Looking at the genetically most distant accessions, B. rupestris from Palermo and B. drepanensis are the most distant to all the other accessions (in 98% and 93% of the cases, respectively). The most distant to B. drepanensis and B. rupestris from Palermo are the two B. cretica populations. Also for B. macrocarpa, B. rupestris from Palermo is genetically the most distant, even though they are geographically rather close.
The closest population to B. rupestris-‘Palermo’ is B. rupestris-‘Tauerana’ (0.332), but the opposite is not true, since B. rupestris-‘Taureana’ is closer to any other accession than to B. rupestris-‘Palermo’. The Shannon Index and allele polymorphism of B. rupestris-‘Taureana’ (0.263 and 46.55%, respectively) are the highest values of the entire series.
Comparison between B. oleracea and B. incana
A specific comparison was made between B. incana (108 individuals from six populations) and B. oleracea (470 wild and 101 cultivated individuals together).

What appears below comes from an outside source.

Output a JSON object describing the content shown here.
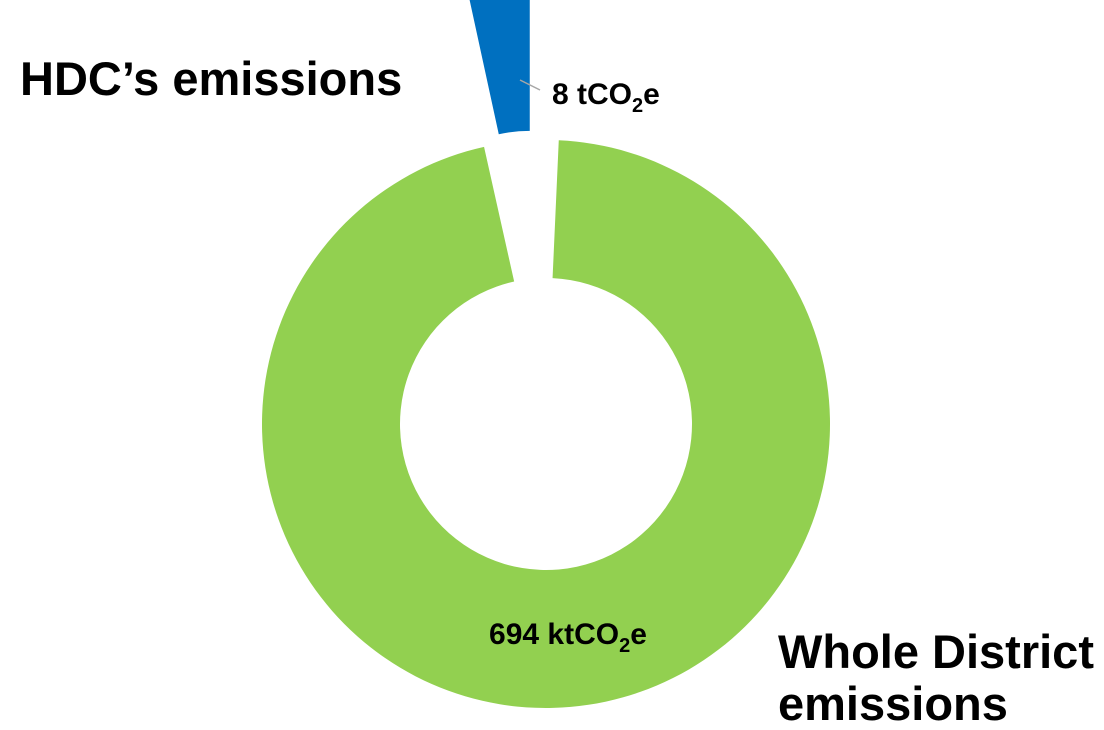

The PCoA and STRUCTURE analysis (K = 2) separates neatly these two groups (Figures S3A & S3B, Online Resource 2), with no overlaps between them. The genetic distance is 0.075. Variance within populations is 74% and among populations is 26%. The Fst value of gene differentiation is 0.092. The same analyses were run keeping each accession separate and this enabled us to distinguish, within the cluster of B. incana, that the populations from Monte Leano, Lazio, and from Capri, Campania, are forming sub-clusters. The oleracea are almost all well grouped together, with only a few individuals slightly divergent (including landraces or wild populations).